More precisely, the long-awaited Report recommends a “universal, uniform amount, non-means-tested pension”, known also as a “demo-grant”. The Report is somewhat vague on this, but there is no apparent provision for the universal pension to retain its purchasing power by automatically tracking increases in consumer prices or wages.

Professor Nelson Chow of the University of Hong Kong headed the research team that produced the report.

Here are highlights from the “conclusions and recommendations” section of the 43-page executive summary. The full report is available in Chinese.

One out of three elderlies is [sic] now living under the Poverty Line ….

Failure for the government to set up the demo-grant would likely perpetuate disputes over retirement protection. ….

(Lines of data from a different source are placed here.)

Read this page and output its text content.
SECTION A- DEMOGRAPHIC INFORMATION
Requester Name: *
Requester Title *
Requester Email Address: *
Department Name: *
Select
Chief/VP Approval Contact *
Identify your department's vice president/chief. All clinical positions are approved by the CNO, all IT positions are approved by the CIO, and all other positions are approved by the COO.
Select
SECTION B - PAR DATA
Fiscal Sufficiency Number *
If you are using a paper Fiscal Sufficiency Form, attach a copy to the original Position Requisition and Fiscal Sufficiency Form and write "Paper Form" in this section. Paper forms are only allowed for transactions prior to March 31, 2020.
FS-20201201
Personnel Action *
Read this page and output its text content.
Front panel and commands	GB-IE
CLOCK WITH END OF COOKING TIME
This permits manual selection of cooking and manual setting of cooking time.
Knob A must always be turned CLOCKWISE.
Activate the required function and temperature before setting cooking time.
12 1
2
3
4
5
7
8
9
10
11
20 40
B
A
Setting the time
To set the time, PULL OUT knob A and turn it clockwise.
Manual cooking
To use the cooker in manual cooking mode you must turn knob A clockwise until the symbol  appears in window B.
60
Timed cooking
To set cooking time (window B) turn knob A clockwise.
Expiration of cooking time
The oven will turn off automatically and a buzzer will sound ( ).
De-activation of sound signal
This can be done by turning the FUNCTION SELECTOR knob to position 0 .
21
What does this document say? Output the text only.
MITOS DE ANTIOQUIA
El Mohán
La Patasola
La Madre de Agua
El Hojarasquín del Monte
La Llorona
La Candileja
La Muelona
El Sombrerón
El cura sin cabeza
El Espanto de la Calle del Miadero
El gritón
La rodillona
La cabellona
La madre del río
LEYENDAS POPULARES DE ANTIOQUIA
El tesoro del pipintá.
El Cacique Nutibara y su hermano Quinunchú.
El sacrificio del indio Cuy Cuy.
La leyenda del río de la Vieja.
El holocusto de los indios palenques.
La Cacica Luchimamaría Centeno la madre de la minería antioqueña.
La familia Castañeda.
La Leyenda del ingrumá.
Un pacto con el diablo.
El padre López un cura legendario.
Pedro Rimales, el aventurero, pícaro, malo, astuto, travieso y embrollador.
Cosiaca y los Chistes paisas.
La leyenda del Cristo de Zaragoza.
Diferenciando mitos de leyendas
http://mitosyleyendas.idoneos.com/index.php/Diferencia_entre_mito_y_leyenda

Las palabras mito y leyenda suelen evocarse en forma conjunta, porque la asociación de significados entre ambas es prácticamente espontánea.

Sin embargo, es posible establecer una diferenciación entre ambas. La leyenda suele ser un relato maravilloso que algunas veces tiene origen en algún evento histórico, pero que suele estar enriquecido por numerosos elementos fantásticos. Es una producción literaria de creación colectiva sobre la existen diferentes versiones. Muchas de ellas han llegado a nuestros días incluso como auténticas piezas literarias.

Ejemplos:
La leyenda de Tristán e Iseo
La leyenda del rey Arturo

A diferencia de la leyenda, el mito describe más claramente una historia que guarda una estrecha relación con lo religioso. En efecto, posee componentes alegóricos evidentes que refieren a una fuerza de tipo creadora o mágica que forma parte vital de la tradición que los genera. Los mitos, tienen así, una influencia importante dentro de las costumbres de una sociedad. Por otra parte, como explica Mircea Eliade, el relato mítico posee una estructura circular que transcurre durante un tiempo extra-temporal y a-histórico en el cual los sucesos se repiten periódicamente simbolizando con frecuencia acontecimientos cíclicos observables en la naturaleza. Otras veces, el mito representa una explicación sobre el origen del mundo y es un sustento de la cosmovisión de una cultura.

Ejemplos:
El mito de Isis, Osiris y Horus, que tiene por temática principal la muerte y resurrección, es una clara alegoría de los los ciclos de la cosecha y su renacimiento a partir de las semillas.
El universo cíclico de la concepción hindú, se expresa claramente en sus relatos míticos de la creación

[T]he characteristics of demo-grant is [sic] that it is the right of citizens and so should be enjoyed by all citizens who are Hong Kong permanent residents reaching a specified age [65 years]. ….

[T]he research team considers that the amount may be set at $3,000 [a month, roughly US$387], … about the basic rate of existing elderly CSSA [means-tested pensions] … with the purpose of providing the elderly with a stable source of income but not as their sole income for maintaining livelihood. ….

[The recommended universal pension would be financed on a pay-as-you-go basis, from earmarked payroll taxes:]

  • Employers with [monthly] salary below $10,000, employers and employees each to pay tax at 1% … (employees with income below $6,500 only employers would pay and employees are exempted);
  • Employees with salary at $10,000 to below $20,000, employers and employees each to pay tax at 1.5% of the salary;
  • Employees with salary $20,000 and above (maximum limit at $120,000), employers and employees each to pay tax at 2.5% of the salary.
  • […]
  • As the level of the demo-grant is linked to the source of capital [i.e. tax revenue], should there be any substantial increase in amount, there would not be easy agreement from employers or employees paying the tax. As such there would not be arbitrary increase [sic] in the amount of the demo-grant.
  • The purpose of the different rates in payroll old age tax is to …  indirectly serve the purpose of narrowing existing disparity in income.
  • Levying the payroll old age tax may be done through existing MPF [Mandatory Provident Fund] contribution system thus minimizing administrative fees.

Future Development of Retirement Protection in Hong Kong, Executive Summary, University of Hong Kong, Department of Social Work and Social Administration, 20 August 2014.

To my surprise, the Report does not recommend abolishing the MPF, even partially, despite the fact that almost no-one is happy with the scheme. The Report, on page 7, clearly acknowledges this dissatisfaction:

Most participants [in focus groups] had much reservation about the MPF scheme and severe criticisms were made. They … [suffered] fluctuation in investment market and were dissatisfied with … high management fees.

Mandatory saving in privately managed retirement accounts has been in place since December 2000. With limited exceptions, employers and employees are required to deposit each month at least 5% of salary income. Total mandated savings thus amount to 10% of salaries, up to a maximum mandated saving of HK$2,000 a month from both sides. I haven’t run the numbers, but I am quite confident that current MPF saving would be more than adequate to finance universal pensions of $3,000 a month.

MPF accounts are poor savings instruments, and do not provide old age pensions. Employees withdraw their savings as a lump sum when they reach the age of 65. No tears would be shed (except by MPF managers) if government were to abolish the MPF, replacing forced savings with payroll taxes that are a smaller fraction of salaries, and using the tax revenue to finance a universal pension.